Fluch oder Segen? – Feministische Debatten um Reproduktionstechnologien

Die Gestaltung von Reproduktion ist ein Kernthema von feministischen Auseinandersetzungen, die sich im Konfliktfeld zwischen staatlicher Bevölkerungspolitik, patriarchaler Kontrolle und weiblicher Selbstbestimmung bewegen. Bis heute werden permanent neue technologische Möglichkeiten zur Begleitung, Optimierung und Kontrolle von Reproduktion entwickelt.
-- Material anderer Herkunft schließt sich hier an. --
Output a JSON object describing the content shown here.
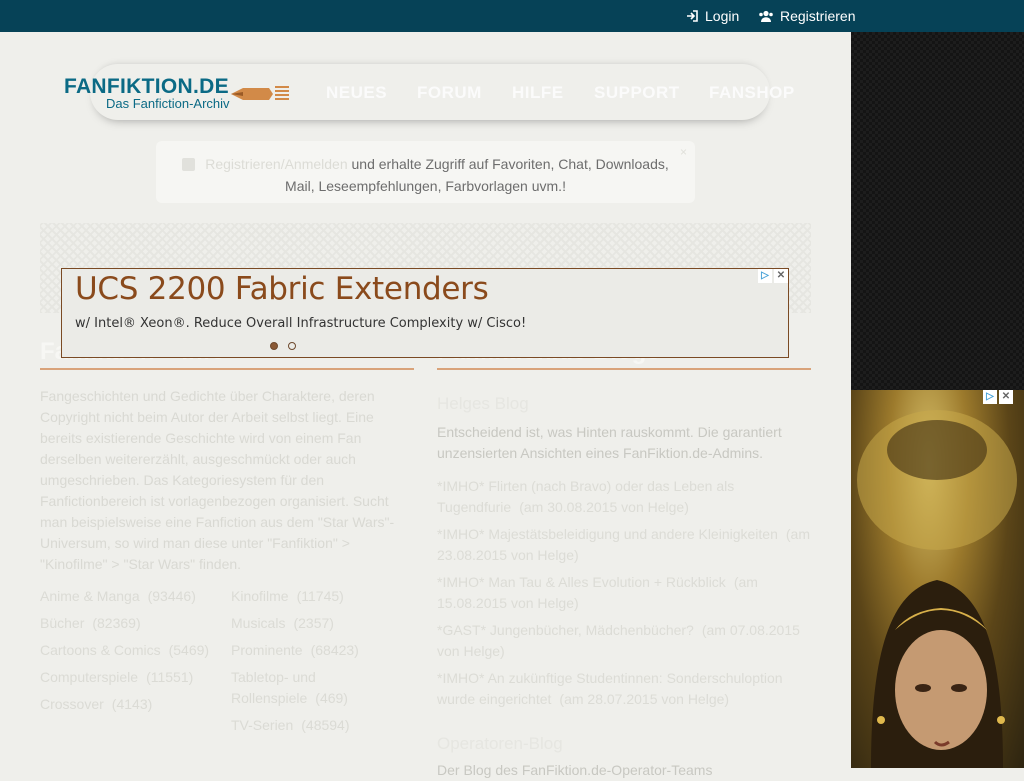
{
  "topbar": {
    "login_label": "Login",
    "register_label": "Registrieren"
  },
  "logo": {
    "title": "FANFIKTION.DE",
    "subtitle": "Das Fanfiction-Archiv"
  },
  "nav": [
    "NEUES",
    "FORUM",
    "HILFE",
    "SUPPORT",
    "FANSHOP"
  ],
  "notice": {
    "link_text": "Registrieren/Anmelden",
    "line1_rest": " und erhalte Zugriff auf Favoriten, Chat, Downloads,",
    "line2": "Mail, Leseempfehlungen, Farbvorlagen uvm.!",
    "close": "×"
  },
  "ad": {
    "headline": "UCS 2200 Fabric Extenders",
    "subline": "w/ Intel® Xeon®. Reduce Overall Infrastructure Complexity w/ Cisco!",
    "badge_info": "▷",
    "badge_close": "✕"
  },
  "left_section": {
    "title": "Fanfiktion – Info",
    "paragraph": "Fangeschichten und Gedichte über Charaktere, deren Copyright nicht beim Autor der Arbeit selbst liegt. Eine bereits existierende Geschichte wird von einem Fan derselben weitererzählt, ausgeschmückt oder auch umgeschrieben. Das Kategoriesystem für den Fanfictionbereich ist vorlagenbezogen organisiert. Sucht man beispielsweise eine Fanfiction aus dem \"Star Wars\"-Universum, so wird man diese unter \"Fanfiktion\" > \"Kinofilme\" > \"Star Wars\" finden.",
    "categories_col1": [
      {
        "name": "Anime & Manga",
        "count": "(93446)"
      },
      {
        "name": "Bücher",
        "count": "(82369)"
      },
      {
        "name": "Cartoons & Comics",
        "count": "(5469)"
      },
      {
        "name": "Computerspiele",
        "count": "(11551)"
      },
      {
        "name": "Crossover",
        "count": "(4143)"
      }
    ],
    "categories_col2": [
      {
        "name": "Kinofilme",
        "count": "(11745)"
      },
      {
        "name": "Musicals",
        "count": "(2357)"
      },
      {
        "name": "Prominente",
        "count": "(68423)"
      },
      {
        "name": "Tabletop- und Rollenspiele",
        "count": "(469)"
      },
      {
        "name": "TV-Serien",
        "count": "(48594)"
      }
    ]
  },
  "right_section": {
    "title": "Fanfiktion.de Blogs",
    "blog1_title": "Helges Blog",
    "blog1_desc": "Entscheidend ist, was Hinten rauskommt. Die garantiert unzensierten Ansichten eines FanFiktion.de-Admins.",
    "posts": [
      {
        "title": "*IMHO* Flirten (nach Bravo) oder das Leben als Tugendfurie",
        "date": "(am 30.08.2015 von Helge)"
      },
      {
        "title": "*IMHO* Majestätsbeleidigung und andere Kleinigkeiten",
        "date": "(am 23.08.2015 von Helge)"
      },
      {
        "title": "*IMHO* Man Tau & Alles Evolution + Rückblick",
        "date": "(am 15.08.2015 von Helge)"
      },
      {
        "title": "*GAST* Jungenbücher, Mädchenbücher?",
        "date": "(am 07.08.2015 von Helge)"
      },
      {
        "title": "*IMHO* An zukünftige Studentinnen: Sonderschuloption wurde eingerichtet",
        "date": "(am 28.07.2015 von Helge)"
      }
    ],
    "blog2_title": "Operatoren-Blog",
    "blog2_desc": "Der Blog des FanFiktion.de-Operator-Teams"
  },
  "colors": {
    "topbar": "#064257",
    "brand": "#0b6a85",
    "accent_rule": "#d9a37a",
    "ad_text": "#8a4a1c"
  }
}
Dazu gehören nicht nur verschiedene Vorgänge der Befruchtung, sondern auch die technologisierte Begleitung der Schwangerschaft sowie schließlich der Geburt.

Diese Entwicklungen lös(t)en – gerade in feministischen Diskursen – zahlreiche Debatten aus: Auf der einen Seite wird argumentiert, dass Reproduktionstechnologien eine Befreiung von patriarchalen Strukturen ermöglichen können. Auf der anderen Seite wird in den Technologien das Potential einer Verstärkung ebendieser Machtstrukturen und der Ausbeutung weiblicher Körper erkannt.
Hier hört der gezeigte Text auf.